One of the local radio stations broadcast "dead air" on Saturday night. Techncially that is called broadcasting an "open carrier". Around 1930 ET WFUN went silent and broadcast an open carrier. That persisted for at least half an hour.

Why is this a problem? WFUN is a participating station in the Emergency Alert System per guidance available from the Ohio Emergency Management Agency. A problem like this should be corrected immediately instead of being allowed to persist for half an hour on a Saturday night. If there was an Emergency Alert System activation for something like an Amber Alert or a severe weather event the alert quite possibly would not have actually gone out on the station. The station is not a "Local Primary" or "State Primary" station for message origination in the plan.

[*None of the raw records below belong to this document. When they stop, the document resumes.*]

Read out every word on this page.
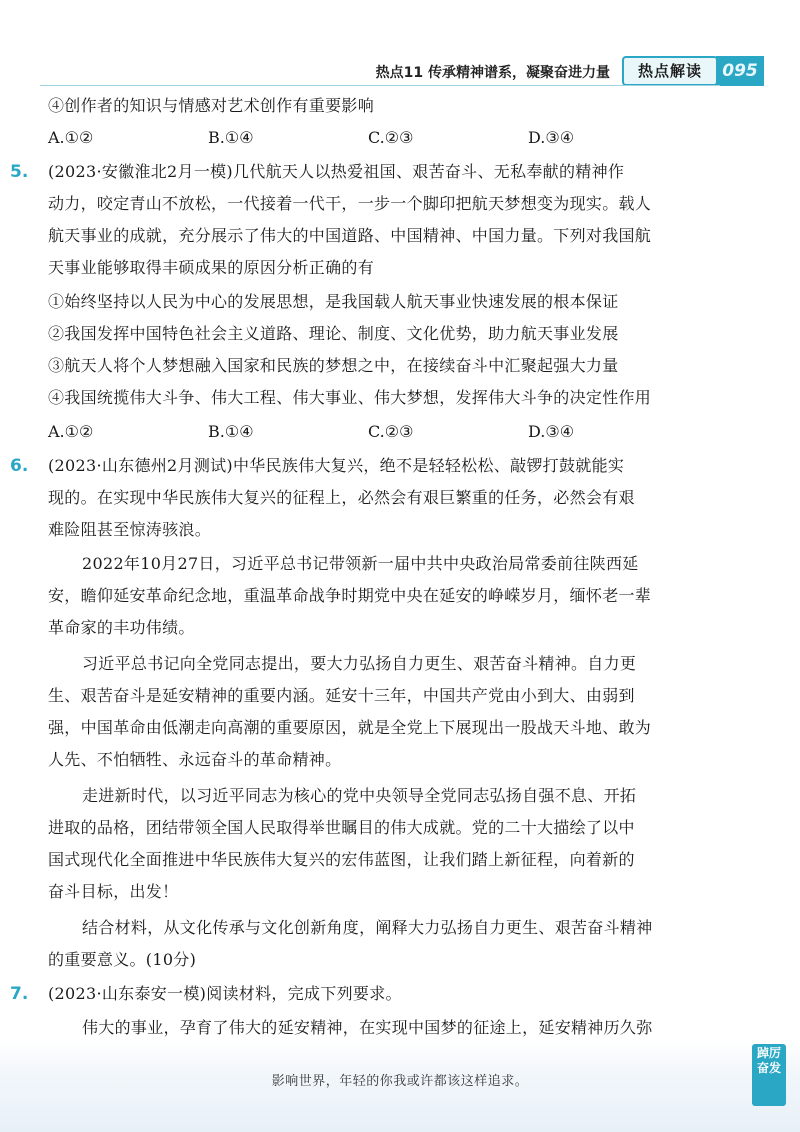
热点11 传承精神谱系，凝聚奋进力量	热点解读	095
④创作者的知识与情感对艺术创作有重要影响
A.①②	B.①④	C.②③	D.③④
5.	(2023·安徽淮北2月一模)几代航天人以热爱祖国、艰苦奋斗、无私奉献的精神作
动力，咬定青山不放松，一代接着一代干，一步一个脚印把航天梦想变为现实。载人
航天事业的成就，充分展示了伟大的中国道路、中国精神、中国力量。下列对我国航
天事业能够取得丰硕成果的原因分析正确的有
①始终坚持以人民为中心的发展思想，是我国载人航天事业快速发展的根本保证
②我国发挥中国特色社会主义道路、理论、制度、文化优势，助力航天事业发展
③航天人将个人梦想融入国家和民族的梦想之中，在接续奋斗中汇聚起强大力量
④我国统揽伟大斗争、伟大工程、伟大事业、伟大梦想，发挥伟大斗争的决定性作用
A.①②	B.①④	C.②③	D.③④
6.	(2023·山东德州2月测试)中华民族伟大复兴，绝不是轻轻松松、敲锣打鼓就能实
现的。在实现中华民族伟大复兴的征程上，必然会有艰巨繁重的任务，必然会有艰
难险阻甚至惊涛骇浪。
2022年10月27日，习近平总书记带领新一届中共中央政治局常委前往陕西延
安，瞻仰延安革命纪念地，重温革命战争时期党中央在延安的峥嵘岁月，缅怀老一辈
革命家的丰功伟绩。
习近平总书记向全党同志提出，要大力弘扬自力更生、艰苦奋斗精神。自力更
生、艰苦奋斗是延安精神的重要内涵。延安十三年，中国共产党由小到大、由弱到
强，中国革命由低潮走向高潮的重要原因，就是全党上下展现出一股战天斗地、敢为
人先、不怕牺牲、永远奋斗的革命精神。
走进新时代，以习近平同志为核心的党中央领导全党同志弘扬自强不息、开拓
进取的品格，团结带领全国人民取得举世瞩目的伟大成就。党的二十大描绘了以中
国式现代化全面推进中华民族伟大复兴的宏伟蓝图，让我们踏上新征程，向着新的
奋斗目标，出发！
结合材料，从文化传承与文化创新角度，阐释大力弘扬自力更生、艰苦奋斗精神
的重要意义。(10分)
7.	(2023·山东泰安一模)阅读材料，完成下列要求。
伟大的事业，孕育了伟大的延安精神，在实现中国梦的征途上，延安精神历久弥
影响世界，年轻的你我或许都该这样追求。
踔厉奋发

However, that station is owned in a cluster with five other stations. I didn't check the other five to see if their programming was disrupted too. If the programming was disrupted on WFUN the computer systems feeding the other transmitters are not necessarily well-separated and could go down just as easily. This is a commercial operation rather than Radio Free Europe/Radio Liberty.

WKKY is currently back as participating in the Emergency Alert System plan. There have been times where various stations in the county have dropped out of the plan as non-participating for all sorts of reasons yet return later. The translators for the national religious broadcasting networks do not all show in the Emergency Alert System plan.

There are no local television stations. NOAA Weather Radio reception is still a mess due to rampant radio frequency intereference. Wireless Emergency Alerts are subject to obershoot problems due to significant spacing between towers out here.

This isn't the back of beyond. This isn't the Australian outback. This is rural America.